I’m using a Orin NX 16G device, with Ubuntu 20.04 and TensorRT 8.5.2.
I noticed that the memory usage are quite high when loading 3 TRT model files.

Here the memory includes host memory and device memory.
I use “top” command to watch the host memory, and use jtop to watch the device memory, they both have a high value (Host: 2.3G, Device: 1.2G), and even more higher on some other test devices(Host: 3.4G, Device: 1.8G).

The TRT model files are quite small, they are all less than 5M, and I tried to convert the FP16 and INT8 variants but the memory usage still keep the same level.

My code is quite simple, just a createInferRuntime and then deserializeCudaEngine.

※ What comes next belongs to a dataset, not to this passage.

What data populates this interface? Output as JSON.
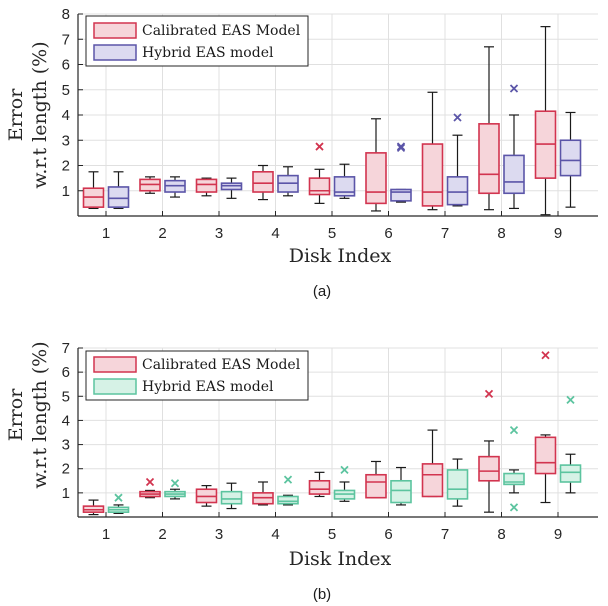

I don’t quite understand why the memory usage is so high, and is there any thing I can do to reduce the memory(both Host and Device) usage.

Thanks a lot.

Hi,

Usually, the memory is used for loading the required memory. Ex, cuDNN.
You can try to infer the model without cuDNN to save the memory.

More information can be found in the below document:
https://docs.nvidia.com/deeplearning/tensorrt/developer-guide/index.html#memory-runtime-phase

Our trtexec also supports the feature:

$ /usr/src/tensorrt/bin/trtexec --tacticSources=-cudnn -...

Thanks.

Hi, I tried your solution, but it seems not work. The memory usage has no change at all.

And I tested another case, I run process A, after a while, I run A again, two processes run at the same time, I watch the two processes’ memory usage.
They use almost the same memory(host and device).

It seems that the cudnn or other tensor libraries are not shared between processes, in my test cases, the first A process should already loaded all the necessary libraries, second A process should not load these libraries again, but seems it’ not true.

Any thing I did wrong or there is other method I can try ?

Thanks a lot.

Hi,

Have you tried to run the models in the same process?
Since Jetson cannot share the CUDA context between processes, each process needs to load the library on its own.

Thanks.

If I infer the model without cuDNN and cuBLAS, will the infer speed be slower than before ?
I can NOT accept the result if the infer speed is too slow.

Thanks.

Hi,

The answer depends on the layers you used in the model.
It’s recommended to evaluate it with trtexec directly.

Thanks.

This topic was automatically closed 14 days after the last reply. New replies are no longer allowed.